An example based on the CWRU datasets is illustrated to prove the superiority of the proposed scheme by two steps: (1) comparing the performance between DCNN and Ada-DCNN (single DCNN embedded), and (2) comparing the performance between Ada-DCNN and hybrid Ada-DCNN (multi-DCNNs embedded). Both comparisons above are carried out under accuracy levels growing from S1 to S4. The results show that the diagnosis accuracy is averagely improved by an absolute value of 15.37%, 12.29%, 10.40%, and 5.14% from S1 to S4 by using Ada-DCNN instead of DCNN, and 29.26%, 24.59%, 18.68%, and 12.95% by using hybrid Ada-DCNN. Besides, robustness of the proposed hybrid Ada-DCNN is also investigated by dropping the performance of one or more DCNNs embedded.
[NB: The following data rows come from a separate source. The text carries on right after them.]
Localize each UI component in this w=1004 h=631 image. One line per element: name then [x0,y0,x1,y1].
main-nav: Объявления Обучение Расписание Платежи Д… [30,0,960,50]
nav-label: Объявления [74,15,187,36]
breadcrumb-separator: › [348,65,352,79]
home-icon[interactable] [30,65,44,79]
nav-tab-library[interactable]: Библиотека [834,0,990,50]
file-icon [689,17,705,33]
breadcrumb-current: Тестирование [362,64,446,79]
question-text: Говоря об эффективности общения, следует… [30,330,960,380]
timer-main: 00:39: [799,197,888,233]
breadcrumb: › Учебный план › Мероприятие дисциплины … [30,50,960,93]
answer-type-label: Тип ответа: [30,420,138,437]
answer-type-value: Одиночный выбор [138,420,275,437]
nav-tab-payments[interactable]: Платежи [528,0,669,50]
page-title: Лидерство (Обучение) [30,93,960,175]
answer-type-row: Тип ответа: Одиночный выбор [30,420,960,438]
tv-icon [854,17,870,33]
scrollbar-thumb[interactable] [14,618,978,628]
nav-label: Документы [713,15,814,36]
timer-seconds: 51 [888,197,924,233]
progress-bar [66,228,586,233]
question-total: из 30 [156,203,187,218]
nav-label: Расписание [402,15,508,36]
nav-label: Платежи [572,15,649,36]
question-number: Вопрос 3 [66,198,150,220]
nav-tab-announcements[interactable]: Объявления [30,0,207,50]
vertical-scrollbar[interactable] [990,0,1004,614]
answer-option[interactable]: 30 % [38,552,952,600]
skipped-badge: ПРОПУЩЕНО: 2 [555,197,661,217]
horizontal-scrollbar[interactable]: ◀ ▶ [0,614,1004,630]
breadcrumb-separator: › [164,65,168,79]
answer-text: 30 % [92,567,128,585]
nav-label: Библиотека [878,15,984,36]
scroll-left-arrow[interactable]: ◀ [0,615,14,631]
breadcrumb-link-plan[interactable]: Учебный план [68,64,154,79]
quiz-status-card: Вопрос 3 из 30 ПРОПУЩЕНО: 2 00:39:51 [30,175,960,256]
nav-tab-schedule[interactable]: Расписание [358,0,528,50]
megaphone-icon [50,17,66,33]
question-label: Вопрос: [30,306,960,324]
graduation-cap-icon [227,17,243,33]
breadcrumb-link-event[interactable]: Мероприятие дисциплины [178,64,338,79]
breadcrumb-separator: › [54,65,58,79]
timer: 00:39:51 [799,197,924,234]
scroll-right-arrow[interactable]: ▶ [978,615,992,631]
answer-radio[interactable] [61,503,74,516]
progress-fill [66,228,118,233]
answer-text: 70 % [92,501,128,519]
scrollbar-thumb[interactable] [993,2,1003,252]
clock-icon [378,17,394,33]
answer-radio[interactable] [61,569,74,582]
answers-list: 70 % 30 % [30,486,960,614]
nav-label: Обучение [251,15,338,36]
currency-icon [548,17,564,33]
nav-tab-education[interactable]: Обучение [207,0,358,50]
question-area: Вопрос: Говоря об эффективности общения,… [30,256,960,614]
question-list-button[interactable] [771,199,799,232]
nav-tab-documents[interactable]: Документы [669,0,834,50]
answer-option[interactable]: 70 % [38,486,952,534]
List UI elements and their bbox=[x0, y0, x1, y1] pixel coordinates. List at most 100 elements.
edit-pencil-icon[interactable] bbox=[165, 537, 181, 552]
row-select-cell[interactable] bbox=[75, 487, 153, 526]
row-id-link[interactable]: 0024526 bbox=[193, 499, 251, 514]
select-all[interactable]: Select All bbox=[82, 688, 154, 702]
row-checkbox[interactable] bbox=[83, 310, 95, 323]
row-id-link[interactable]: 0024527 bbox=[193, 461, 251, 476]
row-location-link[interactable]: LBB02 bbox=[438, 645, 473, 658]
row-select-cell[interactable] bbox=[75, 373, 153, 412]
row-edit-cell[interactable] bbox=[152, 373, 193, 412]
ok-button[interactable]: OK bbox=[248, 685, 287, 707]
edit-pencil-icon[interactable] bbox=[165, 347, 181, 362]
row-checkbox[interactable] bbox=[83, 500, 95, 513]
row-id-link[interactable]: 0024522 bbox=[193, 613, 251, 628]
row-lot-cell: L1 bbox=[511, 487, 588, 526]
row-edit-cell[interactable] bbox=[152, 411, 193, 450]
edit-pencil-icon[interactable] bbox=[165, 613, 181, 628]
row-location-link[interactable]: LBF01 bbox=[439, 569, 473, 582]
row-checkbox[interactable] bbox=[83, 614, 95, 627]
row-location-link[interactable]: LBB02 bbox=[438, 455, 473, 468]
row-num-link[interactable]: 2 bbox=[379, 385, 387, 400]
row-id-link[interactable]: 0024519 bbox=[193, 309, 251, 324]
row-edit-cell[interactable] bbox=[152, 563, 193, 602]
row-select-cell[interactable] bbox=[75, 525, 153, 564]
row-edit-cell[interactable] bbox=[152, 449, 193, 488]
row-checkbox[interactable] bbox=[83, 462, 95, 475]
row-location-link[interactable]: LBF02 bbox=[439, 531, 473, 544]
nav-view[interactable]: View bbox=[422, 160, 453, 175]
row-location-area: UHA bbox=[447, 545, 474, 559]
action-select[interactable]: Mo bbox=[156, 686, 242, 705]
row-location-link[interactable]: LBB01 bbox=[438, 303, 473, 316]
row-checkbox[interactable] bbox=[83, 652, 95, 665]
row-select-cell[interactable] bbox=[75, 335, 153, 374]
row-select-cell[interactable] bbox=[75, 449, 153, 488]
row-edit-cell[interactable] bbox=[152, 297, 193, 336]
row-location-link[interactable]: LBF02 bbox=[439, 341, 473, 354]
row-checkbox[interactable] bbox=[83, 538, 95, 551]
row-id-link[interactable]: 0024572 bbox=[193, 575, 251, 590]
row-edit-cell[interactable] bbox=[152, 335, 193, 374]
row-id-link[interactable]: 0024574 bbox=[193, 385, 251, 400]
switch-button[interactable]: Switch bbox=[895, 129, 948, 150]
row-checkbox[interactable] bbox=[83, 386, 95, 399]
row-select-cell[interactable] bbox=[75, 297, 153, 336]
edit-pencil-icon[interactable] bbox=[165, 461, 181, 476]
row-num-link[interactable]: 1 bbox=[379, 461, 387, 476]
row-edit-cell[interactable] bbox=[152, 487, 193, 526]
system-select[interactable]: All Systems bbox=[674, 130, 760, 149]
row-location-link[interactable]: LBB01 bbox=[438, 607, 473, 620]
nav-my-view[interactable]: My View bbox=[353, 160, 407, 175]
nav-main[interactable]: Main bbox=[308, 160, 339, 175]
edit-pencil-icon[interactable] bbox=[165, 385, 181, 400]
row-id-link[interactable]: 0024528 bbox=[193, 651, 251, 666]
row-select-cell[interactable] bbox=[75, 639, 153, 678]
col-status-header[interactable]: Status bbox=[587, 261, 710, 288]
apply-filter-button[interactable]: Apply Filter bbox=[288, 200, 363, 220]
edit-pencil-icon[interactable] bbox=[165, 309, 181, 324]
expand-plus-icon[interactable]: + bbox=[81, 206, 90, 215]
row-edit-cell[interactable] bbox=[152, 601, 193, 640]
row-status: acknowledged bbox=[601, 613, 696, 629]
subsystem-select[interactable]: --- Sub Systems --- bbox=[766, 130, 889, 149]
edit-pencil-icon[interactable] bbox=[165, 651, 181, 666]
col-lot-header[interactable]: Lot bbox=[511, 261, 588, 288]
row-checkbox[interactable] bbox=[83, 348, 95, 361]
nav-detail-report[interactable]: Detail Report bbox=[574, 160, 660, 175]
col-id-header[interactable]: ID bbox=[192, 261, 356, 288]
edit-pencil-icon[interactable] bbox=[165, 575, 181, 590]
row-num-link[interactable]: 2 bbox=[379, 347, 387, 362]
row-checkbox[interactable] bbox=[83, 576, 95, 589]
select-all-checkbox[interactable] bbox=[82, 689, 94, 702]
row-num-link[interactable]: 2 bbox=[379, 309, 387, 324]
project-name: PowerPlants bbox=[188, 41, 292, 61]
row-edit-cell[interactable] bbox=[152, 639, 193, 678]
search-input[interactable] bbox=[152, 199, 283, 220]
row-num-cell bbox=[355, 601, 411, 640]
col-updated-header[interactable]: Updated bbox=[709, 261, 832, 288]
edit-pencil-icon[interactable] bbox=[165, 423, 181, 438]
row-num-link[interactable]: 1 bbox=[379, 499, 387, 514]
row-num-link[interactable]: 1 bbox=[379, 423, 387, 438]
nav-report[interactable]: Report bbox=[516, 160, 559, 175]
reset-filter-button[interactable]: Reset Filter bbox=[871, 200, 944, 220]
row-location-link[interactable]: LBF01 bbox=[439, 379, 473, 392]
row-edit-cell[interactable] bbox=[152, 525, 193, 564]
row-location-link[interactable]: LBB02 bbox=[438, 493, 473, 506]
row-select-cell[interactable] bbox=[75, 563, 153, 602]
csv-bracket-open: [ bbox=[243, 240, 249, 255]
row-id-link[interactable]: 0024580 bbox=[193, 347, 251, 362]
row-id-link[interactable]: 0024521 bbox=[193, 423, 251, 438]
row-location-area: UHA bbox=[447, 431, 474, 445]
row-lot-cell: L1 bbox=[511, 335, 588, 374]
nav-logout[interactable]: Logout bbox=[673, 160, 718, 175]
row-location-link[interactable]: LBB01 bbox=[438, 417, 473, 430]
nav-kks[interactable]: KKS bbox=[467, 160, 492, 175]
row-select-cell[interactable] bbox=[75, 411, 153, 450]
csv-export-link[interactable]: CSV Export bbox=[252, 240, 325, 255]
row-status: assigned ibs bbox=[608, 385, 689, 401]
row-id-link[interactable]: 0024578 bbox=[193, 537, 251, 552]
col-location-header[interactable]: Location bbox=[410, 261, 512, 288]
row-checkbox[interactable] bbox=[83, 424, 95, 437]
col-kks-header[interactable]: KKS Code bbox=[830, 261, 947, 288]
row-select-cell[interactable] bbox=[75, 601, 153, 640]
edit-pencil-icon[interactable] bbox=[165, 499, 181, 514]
It presents a reduction of only 1.83%, 4.31%, and 12.29% of hybrid Ada-DCNN versus the average drop of 10.11%, 20.21%, and 26.75% of one, two, and three DCNNs, respectively.
According to the results above, a hybrid Ada-DCNN is recommended for use in practical vibration-based fault diagnosis instead of traditional single DCNN method. The example in this paper has provided a specific way for using the proposed scheme to diagnose where the signal preprocessing and image sample construction methods can also be applied in other vibration-based analysis.